JPY GDP beats substantially
EUR ECB maintains hawkish posture
GBP Worst drop in UK Retail Sales in 4 years
USD Empire, Philly, IP all on tap
Japanese GDP printed at 1.2% versus 0.9% projected as Japanese economy grew at the fastest pace in 3 years. Fueled by the longest corporate expansion in 30 years the Japans GDP expanded at a 4.8% annual rate far better than consensus estimates of 3.8% growth. Furthermore nominal prices climbed 5% - faster than even the headline GDP number. The news stoked speculation that BOJ will now have ample economic ammunition to raise rates 25bp at its meeting next week. Many analysts believe that this will be the central banks last chance to do so before parliamentary elections scheduled for June. Traditionally Japanese monetary authorities move to the sidelines during campaign season.
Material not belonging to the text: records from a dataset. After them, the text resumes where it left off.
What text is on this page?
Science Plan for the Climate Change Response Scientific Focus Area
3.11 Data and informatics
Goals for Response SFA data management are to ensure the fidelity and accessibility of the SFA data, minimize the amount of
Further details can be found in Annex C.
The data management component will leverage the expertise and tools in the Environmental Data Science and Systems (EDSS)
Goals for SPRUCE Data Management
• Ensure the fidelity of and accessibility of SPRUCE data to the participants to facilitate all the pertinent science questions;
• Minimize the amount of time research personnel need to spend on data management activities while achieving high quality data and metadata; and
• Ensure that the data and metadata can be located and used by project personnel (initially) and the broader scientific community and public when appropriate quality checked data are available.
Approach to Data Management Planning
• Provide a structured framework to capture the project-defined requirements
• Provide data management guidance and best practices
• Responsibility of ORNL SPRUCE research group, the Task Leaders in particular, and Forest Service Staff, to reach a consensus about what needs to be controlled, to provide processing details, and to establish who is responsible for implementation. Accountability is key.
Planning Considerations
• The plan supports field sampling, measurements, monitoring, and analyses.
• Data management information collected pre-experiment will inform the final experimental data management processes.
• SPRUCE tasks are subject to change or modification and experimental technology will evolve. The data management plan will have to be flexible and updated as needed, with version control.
However, as if on cue, Japanese politicians, specifically the powerful LDP Policy Chief Shoichi Nakagawa quickly chimed in with yen dovish rhetoric stating that the recovery remains fragile and that the GDP data does not suggest any pronounced change for the better over the past month. Whether the BOJ will once again succumb to political pressure and stay pat remains to be seen. In the meantime the yen rallied against the greenback and on the crosses hitting 1 month highs as traders adjusted to the possibility of another rate hike.
In UK the news wasnt nearly as sunny as in Japan as Retail Sales recorded the worst drop in 4 years falling -1.8% vs. 0.2% expected. The biggest decline was in clothing and electronics sectors and that news along with the fact the RICS housing survey also printed below consensus, clearly curtails any bullish expectation that BOE will tighten any time soon. As we noted yesterday, when we questioned the markets excessive reaction to Mr. Kings statement, given the current of affairs we do not envisage additional rate hikes by BOE in the near future.